Para quitarse cierta espina, Mauricio apagó la consola y fue al teléfono. Levantó el aparato, vaciló, giró el disco tan solo un par de números y colgó, y así varias veces. Se armó de valor una vez tomó aire.
—¿Bueno? —dijo un joven del otro lado de la línea—. ¿Bueno? ¿Quién habla? Puedo oír su...
—¡Qué jais, manito! —saludó Mauricio con forzada alegría—. ¿Cómo estás?
—Ah, hola, Mau, mira... este... no es buen momento... yo... eh... estaba ocupado.
—¿Estabas? ¿O sea que ya no? —preguntó con socarronería.
—Sí, este, de hecho todavía lo estoy. Este, te veo otro día. Adiós.
—Espera, manito, ¿te vas a poner así?
—¿Cómo así?
—Ya, Víctor, tranquilo. Te lo digo rápido. ¿Qué tal si tú y yo...?
—¡Sí! —le gritó Víctor a alguien al fondo. Mauricio no había escuchado ninguna voz—. Quisiera colgar, amigo, creo que mi abuela quiere algo.
—¿Me estás pidiendo permiso? —volvió a preguntar Mau con cierta burla.
—Es que tengo que...
—Ya, te conozco, manito, ya sé que nadie te está pidiendo nada. Mira, iré al grano para que no te me espantes. ¿Tienes planes para el quince?
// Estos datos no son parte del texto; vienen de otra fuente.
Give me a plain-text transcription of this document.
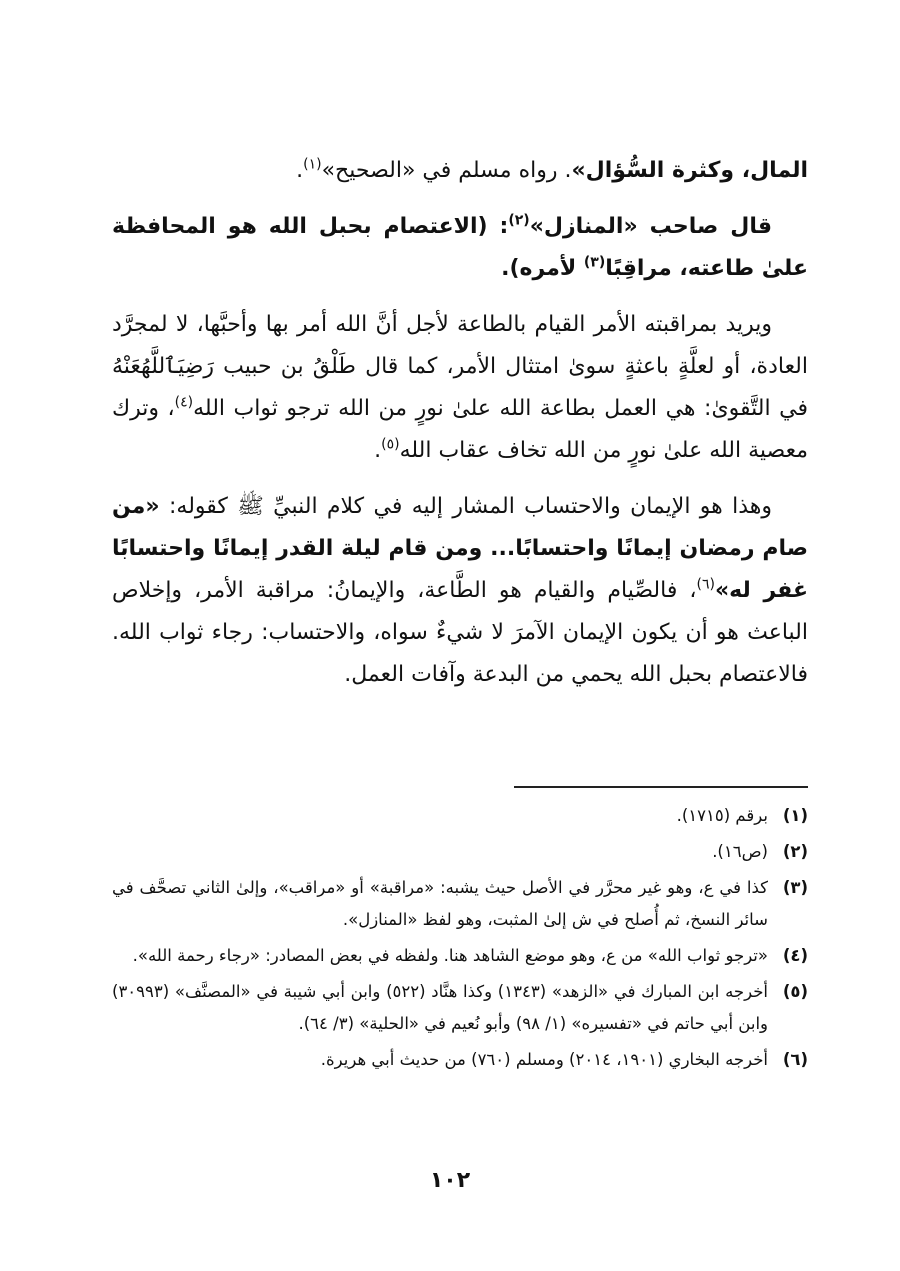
المال، وكثرة السُّؤال». رواه مسلم في «الصحيح»$^{(١)}$.

قال صاحب «المنازل»$^{(٢)}$: (الاعتصام بحبل الله هو المحافظة علىٰ طاعته، مراقِبًا$^{(٣)}$ لأمره).

ويريد بمراقبته الأمر القيام بالطاعة لأجل أنَّ الله أمر بها وأحبَّها، لا لمجرَّد العادة، أو لعلَّةٍ باعثةٍ سوىٰ امتثال الأمر، كما قال طَلْقُ بن حبيب رَضِيَٱللَّهُعَنْهُ في التَّقوىٰ: هي العمل بطاعة الله علىٰ نورٍ من الله ترجو ثواب الله$^{(٤)}$، وترك معصية الله علىٰ نورٍ من الله تخاف عقاب الله$^{(٥)}$.

وهذا هو الإيمان والاحتساب المشار إليه في كلام النبيِّ ﷺ كقوله: «من صام رمضان إيمانًا واحتسابًا... ومن قام ليلة القدر إيمانًا واحتسابًا غفر له»$^{(٦)}$، فالصِّيام والقيام هو الطَّاعة، والإيمانُ: مراقبة الأمر، وإخلاص الباعث هو أن يكون الإيمان الآمرَ لا شيءٌ سواه، والاحتساب: رجاء ثواب الله. فالاعتصام بحبل الله يحمي من البدعة وآفات العمل.

(١)
برقم (١٧١٥).
(٢)
(ص١٦).
(٣)
كذا في ع، وهو غير محرَّر في الأصل حيث يشبه: «مراقبة» أو «مراقب»، وإلىٰ الثاني تصحَّف في سائر النسخ، ثم أُصلح في ش إلىٰ المثبت، وهو لفظ «المنازل».
(٤)
«ترجو ثواب الله» من ع، وهو موضع الشاهد هنا. ولفظه في بعض المصادر: «رجاء رحمة الله».
(٥)
أخرجه ابن المبارك في «الزهد» (١٣٤٣) وكذا هنَّاد (٥٢٢) وابن أبي شيبة في «المصنَّف» (٣٠٩٩٣) وابن أبي حاتم في «تفسيره» (١/ ٩٨) وأبو نُعيم في «الحلية» (٣/ ٦٤).
(٦)
أخرجه البخاري (١٩٠١، ٢٠١٤) ومسلم (٧٦٠) من حديث أبي هريرة.
١٠٢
—No, creo que no. No me acuerdo. Espera, sí. Mi abuela.
—¿Tu abuela qué?
—Ella... hará una fiesta. ¡Charros! ¡Cómo no recordaba! Si vendrán mis tíos, y hasta habrá pozole y todo. Ella lo cocina bien rico.
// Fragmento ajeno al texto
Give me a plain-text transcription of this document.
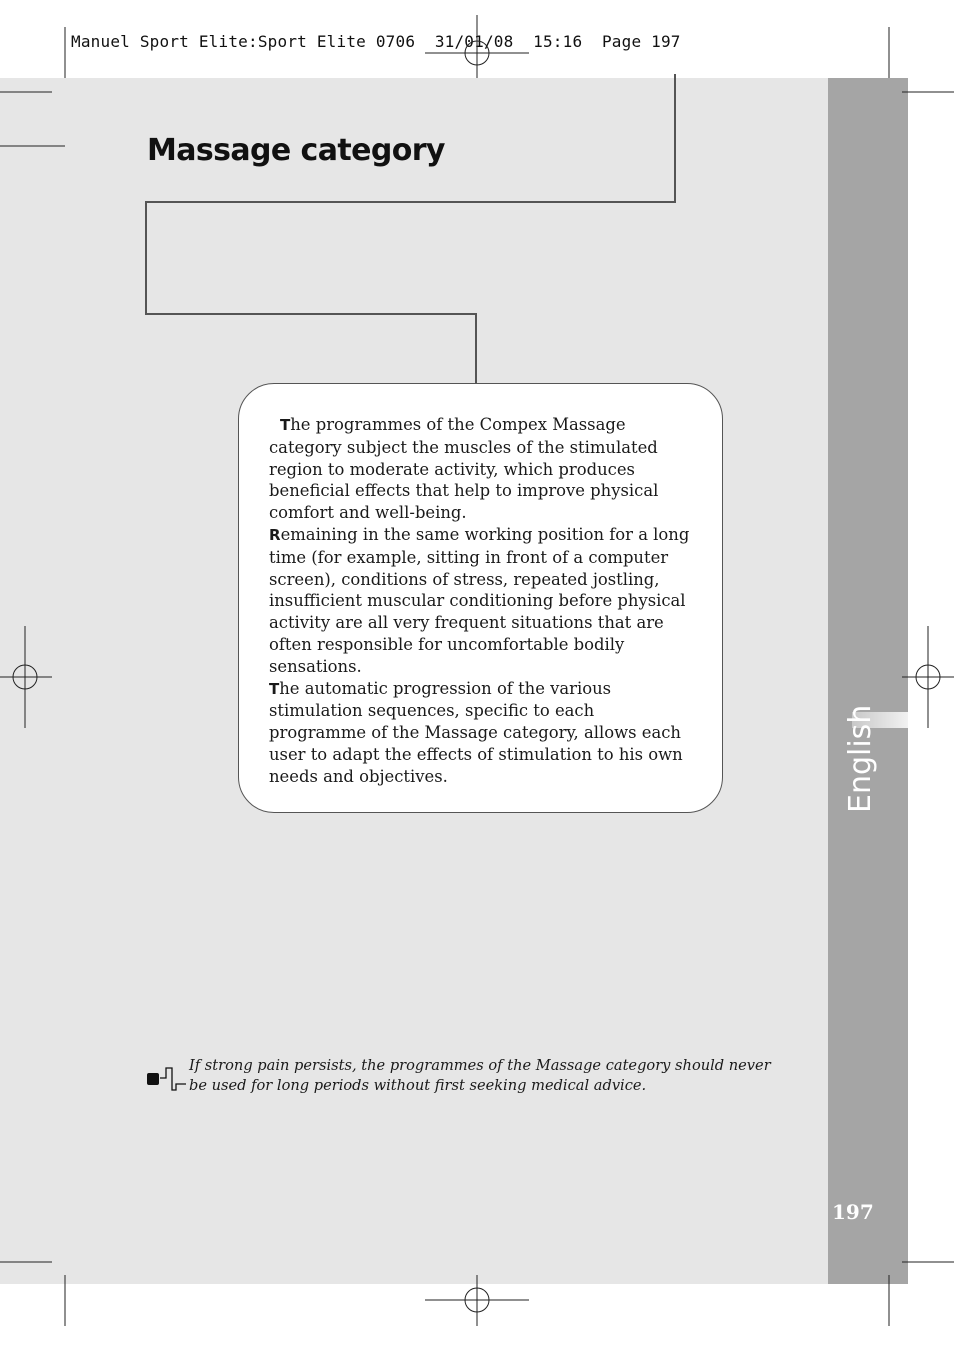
Manuel Sport Elite:Sport Elite 0706  31/01/08  15:16  Page 197
English
197
Massage category

The programmes of the Compex Massage category subject the muscles of the stimulated region to moderate activity, which produces beneficial effects that help to improve physical comfort and well-being.

Remaining in the same working position for a long time (for example, sitting in front of a computer screen), conditions of stress, repeated jostling, insufficient muscular conditioning before physical activity are all very frequent situations that are often responsible for uncomfortable bodily sensations.

The automatic progression of the various stimulation sequences, specific to each programme of the Massage category, allows each user to adapt the effects of stimulation to his own needs and objectives.

If strong pain persists, the programmes of the Massage category should never be used for long periods without first seeking medical advice.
—Ah, bueno, entonces te visitaré.
—¡No!
—¿No? ¿Por qué no, manito?
—Son muchos tíos. Qué digo muchos. ¡Demasiados!
—Víctor.
—¿Qué?
—Yo sé que no harás nada. ¿Sería mucho pedir si me acompañas a Atlixco? Hay algo muy importante que tengo que decirte.
Mauricio escuchó el ruido de un largo y tendido suspiro de resignación.
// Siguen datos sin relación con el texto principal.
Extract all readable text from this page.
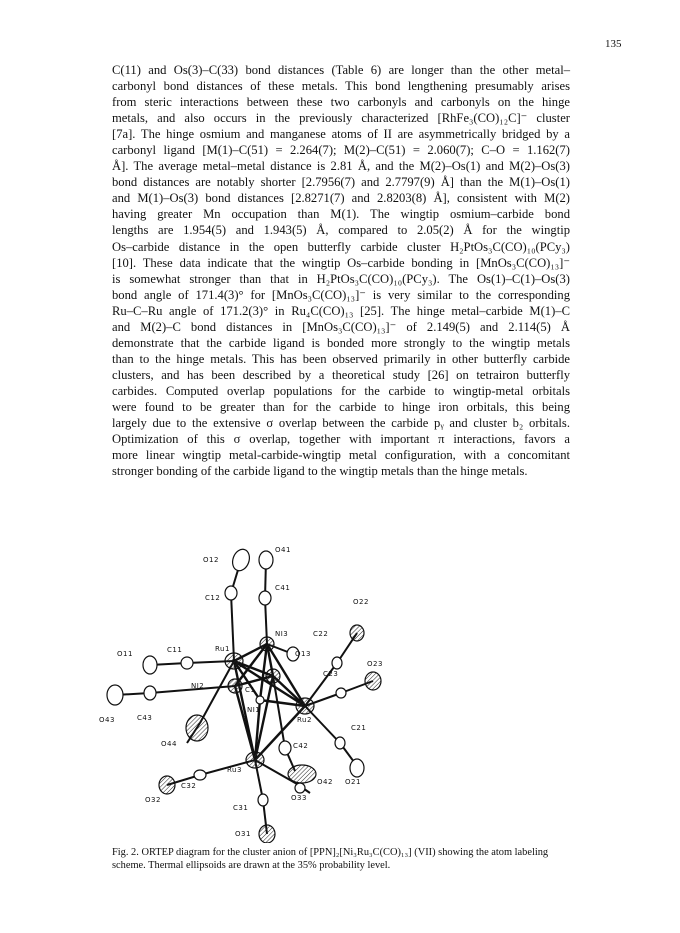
135
C(11) and Os(3)–C(33) bond distances (Table 6) are longer than the other metal–
carbonyl bond distances of these metals. This bond lengthening presumably arises
from steric interactions between these two carbonyls and carbonyls on the hinge
metals, and also occurs in the previously characterized [RhFe₃(CO)₁₂C]⁻ cluster
[7a]. The hinge osmium and manganese atoms of II are asymmetrically bridged by a
carbonyl ligand [M(1)–C(51) = 2.264(7); M(2)–C(51) = 2.060(7); C–O = 1.162(7)
Å]. The average metal–metal distance is 2.81 Å, and the M(2)–Os(1) and M(2)–Os(3)
bond distances are notably shorter [2.7956(7) and 2.7797(9) Å] than the M(1)–Os(1)
and M(1)–Os(3) bond distances [2.8271(7) and 2.8203(8) Å], consistent with M(2)
having greater Mn occupation than M(1). The wingtip osmium–carbide bond
lengths are 1.954(5) and 1.943(5) Å, compared to 2.05(2) Å for the wingtip
Os–carbide distance in the open butterfly carbide cluster H₂PtOs₃C(CO)₁₀(PCy₃)
[10]. These data indicate that the wingtip Os–carbide bonding in [MnOs₃C(CO)₁₃]⁻
is somewhat stronger than that in H₂PtOs₃C(CO)₁₀(PCy₃). The Os(1)–C(1)–Os(3)
bond angle of 171.4(3)° for [MnOs₃C(CO)₁₃]⁻ is very similar to the corresponding
Ru–C–Ru angle of 171.2(3)° in Ru₄C(CO)₁₃ [25]. The hinge metal–carbide M(1)–C
and M(2)–C bond distances in [MnOs₃C(CO)₁₃]⁻ of 2.149(5) and 2.114(5) Å
demonstrate that the carbide ligand is bonded more strongly to the wingtip metals
than to the hinge metals. This has been observed primarily in other butterfly carbide
clusters, and has been described by a theoretical study [26] on tetrairon butterfly
carbides. Computed overlap populations for the carbide to wingtip-metal orbitals
were found to be greater than for the carbide to hinge iron orbitals, this being
largely due to the extensive σ overlap between the carbide pᵧ and cluster b₂ orbitals.
Optimization of this σ overlap, together with important π interactions, favors a
more linear wingtip metal-carbide-wingtip metal configuration, with a concomitant
stronger bonding of the carbide ligand to the wingtip metals than the hinge metals.
O41
O12
C41
C12	O22
NI3	C22
O11	C11	Ru1
O13
O23
C23
NI2	C1
NI1
O43	C43	Ru2
C21
O44	C42
Ru3
C32	O42 O21
O32
C31
O33
O31
Fig. 2. ORTEP diagram for the cluster anion of [PPN]₂[Ni₃Ru₃C(CO)₁₃] (VII) showing the atom labeling scheme. Thermal ellipsoids are drawn at the 35% probability level.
—¿A-a a Atlixco? —quiso confirmar Víctor.
—S-sí —lo arremedó Mauricio con exageración—. ¡Ja, ja, ja! ¡Ánimo, manito! Como hace tres años, ¿recuerdas? Fuimos con todos los del curso, y acampamos en las faldas del Popo. Qué viejos tiempos. Ahora quisiera ir contigo nomás, ¿qué dices?
—Pues...
—Se pone muy buena la celebración por allá en el Grito. Y se ponen también puestos de antojitos. Allí hacen unas garnachas bien riquísimas, ¡papá!, qué chulada. —Hizo un anillo con el pulgar y el índice y lo besó—. Allá vamos a tragar como reyes y acá como bueyes. Ándale, manito, y gritaremos el «viva México» con el alcalde.
—No lo sé, amigo, la verdad es que no creo que sea buena idea.
—¿Por qué? ¿Qué tiene de malo? ¡Es Atlixco! ¿Cómo no va a ser una buena idea? Ese pueblo es muy bonito. Se ve bien cerca el volcán. ¿Ya no te acuerdas de que nos la pasamos bien con los muchachos?
—No es eso. Es que... —De nuevo tomó aliento, y por último ya solo farfulló—: tú-te-metes en-rollos-muy-peligrosos.
—¡Ja! ¿Cómo que rollos peligrosos?
—Pues como la semana pasada cuando fuimos a la inauguración del metro. Dijiste que íbamos a ver cómo funcionaba el tren. Fue muy interesante y todo eso, pero yo ni siquiera sabía que iba a estar allí el presidente. Y como se empezó a juntar un montón de gente, se te ocurrió hacer que muchos corearan contigo insultos al Ordaz.
—¿Qué tiene, manito? Diversión no faltó. Y bien que gritaste un par de veces, no te hagas güey. La pasamos bien —recalcó Mauricio.
—Fue divertido hasta que empezaron a llegar las tanquetas del ejército. Y podría gritarle «cara de chango» otra vez si lo quisiera, pero no con un montón de fascistas detrás de mí esperando dispararme solo por pegarle de insultos al presidente. Mi abuela vio el noticiero aquel día y me tiró un sermón entero de por qué lo que hicimos fue peligroso.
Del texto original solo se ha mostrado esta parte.